En plus de changer son cœur, les modifications mécaniques s'élèvent à environ 30, intégrant un système d'injection, essieux à carrossage négatif pour une meilleure stabilité en virage, suspensions abaissées, disques de frein à la place du tambour d'origine... Toute une panoplie technique qui est complétée par les sièges d'une Porsche 356 Speedster et des jantes en alliage de 15 pouces dans le style de la Jaguar D-Type.

Le personnel de Thornley Kelham avec le premier des "hors-la-loi" construit.

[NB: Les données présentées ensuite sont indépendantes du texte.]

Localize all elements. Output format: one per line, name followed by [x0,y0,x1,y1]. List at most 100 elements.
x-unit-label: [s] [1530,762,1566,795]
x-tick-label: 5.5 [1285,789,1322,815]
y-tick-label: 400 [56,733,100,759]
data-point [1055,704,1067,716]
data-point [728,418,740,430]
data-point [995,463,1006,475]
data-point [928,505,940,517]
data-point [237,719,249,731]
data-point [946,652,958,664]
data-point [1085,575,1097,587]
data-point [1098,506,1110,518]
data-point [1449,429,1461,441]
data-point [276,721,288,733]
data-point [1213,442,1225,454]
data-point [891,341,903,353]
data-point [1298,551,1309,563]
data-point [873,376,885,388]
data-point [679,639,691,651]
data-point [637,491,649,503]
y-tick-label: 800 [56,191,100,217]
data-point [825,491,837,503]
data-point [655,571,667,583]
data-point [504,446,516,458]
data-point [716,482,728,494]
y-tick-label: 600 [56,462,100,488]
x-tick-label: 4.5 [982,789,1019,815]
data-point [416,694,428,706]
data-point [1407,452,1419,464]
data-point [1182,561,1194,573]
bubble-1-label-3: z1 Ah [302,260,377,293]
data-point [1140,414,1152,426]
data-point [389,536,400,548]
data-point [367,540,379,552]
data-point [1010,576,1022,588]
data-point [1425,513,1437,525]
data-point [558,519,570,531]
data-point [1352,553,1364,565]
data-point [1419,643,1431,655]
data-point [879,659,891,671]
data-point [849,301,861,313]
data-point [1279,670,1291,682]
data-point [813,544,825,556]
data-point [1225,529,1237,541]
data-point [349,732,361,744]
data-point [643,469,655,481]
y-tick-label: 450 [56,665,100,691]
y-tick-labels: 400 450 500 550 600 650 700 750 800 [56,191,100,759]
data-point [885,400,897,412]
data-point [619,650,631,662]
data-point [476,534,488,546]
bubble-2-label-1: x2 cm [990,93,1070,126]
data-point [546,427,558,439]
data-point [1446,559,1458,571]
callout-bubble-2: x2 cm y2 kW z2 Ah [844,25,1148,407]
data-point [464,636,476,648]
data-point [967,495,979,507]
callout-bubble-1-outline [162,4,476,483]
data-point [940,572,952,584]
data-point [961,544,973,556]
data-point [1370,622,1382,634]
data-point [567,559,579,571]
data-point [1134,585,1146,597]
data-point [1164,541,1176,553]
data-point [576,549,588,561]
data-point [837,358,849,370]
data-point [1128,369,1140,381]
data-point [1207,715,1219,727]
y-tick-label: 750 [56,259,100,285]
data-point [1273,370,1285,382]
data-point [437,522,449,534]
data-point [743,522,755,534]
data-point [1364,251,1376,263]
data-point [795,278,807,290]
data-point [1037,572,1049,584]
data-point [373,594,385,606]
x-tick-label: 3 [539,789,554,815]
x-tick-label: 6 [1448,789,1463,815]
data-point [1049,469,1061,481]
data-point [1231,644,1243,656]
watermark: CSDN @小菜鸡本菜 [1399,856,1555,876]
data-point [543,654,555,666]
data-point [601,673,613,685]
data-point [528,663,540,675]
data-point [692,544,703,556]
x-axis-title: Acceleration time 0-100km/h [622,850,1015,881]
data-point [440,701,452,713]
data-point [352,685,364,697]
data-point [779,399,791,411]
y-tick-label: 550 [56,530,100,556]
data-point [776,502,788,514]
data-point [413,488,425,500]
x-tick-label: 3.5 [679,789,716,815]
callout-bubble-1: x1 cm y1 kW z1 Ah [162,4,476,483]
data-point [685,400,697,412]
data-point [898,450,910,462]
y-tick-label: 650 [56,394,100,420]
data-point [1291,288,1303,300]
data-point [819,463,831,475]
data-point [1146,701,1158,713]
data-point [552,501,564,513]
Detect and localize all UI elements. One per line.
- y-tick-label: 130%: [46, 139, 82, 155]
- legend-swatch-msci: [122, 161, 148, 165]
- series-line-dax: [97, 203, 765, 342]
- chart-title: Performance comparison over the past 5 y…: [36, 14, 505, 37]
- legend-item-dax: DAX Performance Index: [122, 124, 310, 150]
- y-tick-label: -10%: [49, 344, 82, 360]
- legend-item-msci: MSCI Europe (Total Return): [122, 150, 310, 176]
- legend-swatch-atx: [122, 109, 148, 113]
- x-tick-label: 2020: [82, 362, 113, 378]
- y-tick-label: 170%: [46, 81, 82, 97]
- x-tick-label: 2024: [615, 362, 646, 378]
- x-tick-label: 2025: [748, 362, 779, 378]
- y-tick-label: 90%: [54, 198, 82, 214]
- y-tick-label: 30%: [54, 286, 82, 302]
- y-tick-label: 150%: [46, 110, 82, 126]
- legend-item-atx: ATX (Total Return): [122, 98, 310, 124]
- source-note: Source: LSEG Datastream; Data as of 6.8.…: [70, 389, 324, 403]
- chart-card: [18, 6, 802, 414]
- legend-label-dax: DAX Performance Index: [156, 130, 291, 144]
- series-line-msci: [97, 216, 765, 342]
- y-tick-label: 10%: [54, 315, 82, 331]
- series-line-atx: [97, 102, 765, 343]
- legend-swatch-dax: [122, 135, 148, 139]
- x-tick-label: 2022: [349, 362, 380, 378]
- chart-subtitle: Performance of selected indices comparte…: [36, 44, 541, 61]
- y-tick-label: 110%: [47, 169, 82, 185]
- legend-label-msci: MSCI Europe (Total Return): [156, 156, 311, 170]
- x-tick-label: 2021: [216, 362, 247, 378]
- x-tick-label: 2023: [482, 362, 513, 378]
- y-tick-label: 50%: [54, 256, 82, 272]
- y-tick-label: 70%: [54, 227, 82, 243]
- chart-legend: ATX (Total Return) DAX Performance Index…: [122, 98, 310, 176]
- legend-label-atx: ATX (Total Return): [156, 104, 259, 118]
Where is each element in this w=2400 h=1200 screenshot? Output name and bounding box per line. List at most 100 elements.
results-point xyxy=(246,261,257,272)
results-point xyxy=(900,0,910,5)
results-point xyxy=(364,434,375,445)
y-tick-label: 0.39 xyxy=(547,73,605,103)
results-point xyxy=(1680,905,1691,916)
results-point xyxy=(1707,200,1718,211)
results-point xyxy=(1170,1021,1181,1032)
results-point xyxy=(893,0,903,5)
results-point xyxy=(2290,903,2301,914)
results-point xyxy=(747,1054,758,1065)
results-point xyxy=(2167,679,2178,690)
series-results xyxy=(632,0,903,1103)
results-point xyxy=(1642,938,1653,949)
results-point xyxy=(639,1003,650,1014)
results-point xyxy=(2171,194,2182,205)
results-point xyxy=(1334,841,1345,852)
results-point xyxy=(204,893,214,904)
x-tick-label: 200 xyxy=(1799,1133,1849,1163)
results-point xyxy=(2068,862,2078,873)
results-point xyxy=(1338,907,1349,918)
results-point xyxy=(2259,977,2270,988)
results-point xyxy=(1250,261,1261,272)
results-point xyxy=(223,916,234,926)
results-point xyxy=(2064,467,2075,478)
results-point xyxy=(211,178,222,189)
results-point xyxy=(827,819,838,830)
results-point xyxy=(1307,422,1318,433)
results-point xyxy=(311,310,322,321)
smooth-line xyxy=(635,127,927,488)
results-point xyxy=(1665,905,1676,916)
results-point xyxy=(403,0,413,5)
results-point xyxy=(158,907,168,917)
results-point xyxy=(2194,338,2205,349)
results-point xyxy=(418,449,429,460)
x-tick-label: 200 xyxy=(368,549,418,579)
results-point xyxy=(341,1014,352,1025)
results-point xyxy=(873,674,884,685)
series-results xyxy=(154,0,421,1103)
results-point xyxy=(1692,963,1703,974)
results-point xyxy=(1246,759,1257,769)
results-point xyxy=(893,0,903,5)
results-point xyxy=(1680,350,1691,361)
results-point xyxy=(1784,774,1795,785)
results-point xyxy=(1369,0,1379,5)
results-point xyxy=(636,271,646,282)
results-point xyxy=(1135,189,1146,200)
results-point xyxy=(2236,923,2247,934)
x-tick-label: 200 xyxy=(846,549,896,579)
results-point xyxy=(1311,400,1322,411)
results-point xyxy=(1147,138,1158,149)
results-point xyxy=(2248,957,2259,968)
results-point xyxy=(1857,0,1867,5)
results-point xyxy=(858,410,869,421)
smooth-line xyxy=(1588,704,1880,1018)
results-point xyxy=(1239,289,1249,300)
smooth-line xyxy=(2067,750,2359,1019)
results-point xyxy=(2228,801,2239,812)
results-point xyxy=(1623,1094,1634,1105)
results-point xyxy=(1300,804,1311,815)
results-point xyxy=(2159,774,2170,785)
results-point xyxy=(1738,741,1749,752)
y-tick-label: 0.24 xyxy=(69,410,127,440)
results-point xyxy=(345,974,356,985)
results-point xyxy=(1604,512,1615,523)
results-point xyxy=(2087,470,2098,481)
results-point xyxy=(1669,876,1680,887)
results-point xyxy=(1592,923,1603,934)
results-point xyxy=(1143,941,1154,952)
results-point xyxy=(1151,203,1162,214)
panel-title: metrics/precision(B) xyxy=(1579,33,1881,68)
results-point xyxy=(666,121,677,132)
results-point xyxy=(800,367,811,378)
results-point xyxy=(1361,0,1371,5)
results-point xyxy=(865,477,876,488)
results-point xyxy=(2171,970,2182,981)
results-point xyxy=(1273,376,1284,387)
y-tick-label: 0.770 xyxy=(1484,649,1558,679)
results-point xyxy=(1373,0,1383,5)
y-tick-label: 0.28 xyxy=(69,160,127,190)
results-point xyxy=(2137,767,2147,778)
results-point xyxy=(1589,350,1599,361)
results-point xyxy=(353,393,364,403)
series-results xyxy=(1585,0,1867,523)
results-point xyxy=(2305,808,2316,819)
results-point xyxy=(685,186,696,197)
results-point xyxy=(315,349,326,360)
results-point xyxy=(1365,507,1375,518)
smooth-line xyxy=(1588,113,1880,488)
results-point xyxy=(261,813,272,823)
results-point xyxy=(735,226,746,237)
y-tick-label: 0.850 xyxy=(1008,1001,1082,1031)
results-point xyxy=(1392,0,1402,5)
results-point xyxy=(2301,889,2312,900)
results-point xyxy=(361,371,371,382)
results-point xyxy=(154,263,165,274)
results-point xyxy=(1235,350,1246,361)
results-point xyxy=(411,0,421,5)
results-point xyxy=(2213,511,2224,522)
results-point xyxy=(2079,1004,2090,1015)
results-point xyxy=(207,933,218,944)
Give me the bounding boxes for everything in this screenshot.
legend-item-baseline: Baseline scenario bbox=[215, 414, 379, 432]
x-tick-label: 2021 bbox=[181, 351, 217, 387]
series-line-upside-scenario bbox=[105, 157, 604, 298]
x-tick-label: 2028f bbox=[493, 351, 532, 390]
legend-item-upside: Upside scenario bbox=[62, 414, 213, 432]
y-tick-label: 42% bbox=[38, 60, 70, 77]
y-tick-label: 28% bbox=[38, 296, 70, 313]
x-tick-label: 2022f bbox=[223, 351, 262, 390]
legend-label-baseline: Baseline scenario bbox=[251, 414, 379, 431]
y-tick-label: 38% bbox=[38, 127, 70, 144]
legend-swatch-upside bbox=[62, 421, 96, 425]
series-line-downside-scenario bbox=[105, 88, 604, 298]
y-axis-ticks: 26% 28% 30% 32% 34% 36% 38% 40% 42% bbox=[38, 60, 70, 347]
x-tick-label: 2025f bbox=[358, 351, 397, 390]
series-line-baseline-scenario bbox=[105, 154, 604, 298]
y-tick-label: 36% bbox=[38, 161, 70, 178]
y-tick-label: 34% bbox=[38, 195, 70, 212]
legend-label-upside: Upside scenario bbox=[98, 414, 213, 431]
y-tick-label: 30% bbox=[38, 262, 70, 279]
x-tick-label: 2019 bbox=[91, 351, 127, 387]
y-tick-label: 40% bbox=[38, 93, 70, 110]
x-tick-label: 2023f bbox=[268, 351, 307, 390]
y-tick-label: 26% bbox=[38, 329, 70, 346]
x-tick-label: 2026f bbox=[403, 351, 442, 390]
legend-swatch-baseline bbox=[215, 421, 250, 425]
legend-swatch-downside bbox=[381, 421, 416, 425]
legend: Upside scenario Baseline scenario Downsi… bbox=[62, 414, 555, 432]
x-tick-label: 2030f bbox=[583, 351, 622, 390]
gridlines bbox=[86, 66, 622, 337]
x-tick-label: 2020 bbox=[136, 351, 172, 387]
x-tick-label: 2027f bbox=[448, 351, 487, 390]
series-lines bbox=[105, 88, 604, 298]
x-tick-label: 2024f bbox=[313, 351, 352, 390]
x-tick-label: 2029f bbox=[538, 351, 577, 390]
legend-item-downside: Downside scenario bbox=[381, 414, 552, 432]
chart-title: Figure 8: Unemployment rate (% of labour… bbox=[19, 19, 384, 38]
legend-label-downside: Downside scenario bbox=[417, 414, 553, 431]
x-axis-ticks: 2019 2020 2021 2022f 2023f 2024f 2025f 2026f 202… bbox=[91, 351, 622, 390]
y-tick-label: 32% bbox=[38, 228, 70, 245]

Avec tous ces changements, vous pouvez voir que le terme "restaurationN'est pas exactement le bon ajustement. À la fin le grand nombre de modifications ont fait de la Lancia Aurelia B20 GT Series VI d'origine quelque chose de complètement nouveau. Bien sûr, pour revenir à cette question sur "Comment les puristes le prendraient-ils"... Qu'ils le prennent comme ils veulent. Nous pensons qu'il est presque impossible de ne pas tirer son chapeau au « hors-la-loi » que Thornley Kelham a imaginé. Quoi qu'il en soit, pour nous, c'est de la pure Lancia.

Qu'en penses-tu?

Miguel Sánchez

Écrit par Miguel Sánchez

À travers les nouvelles de La Escudería, nous parcourrons les routes sinueuses de Maranello en écoutant le rugissement du V12 italien; Nous parcourrons la Route 66 à la recherche de la puissance des grands moteurs américains ; nous nous perdrons dans les étroites ruelles anglaises suivant l'élégance de leurs voitures de sport ; nous accélérerons le freinage dans les virages du Rallye de Monte-Carlo et, même, nous nous remplirons de poussière dans un garage en sauvant des bijoux perdus.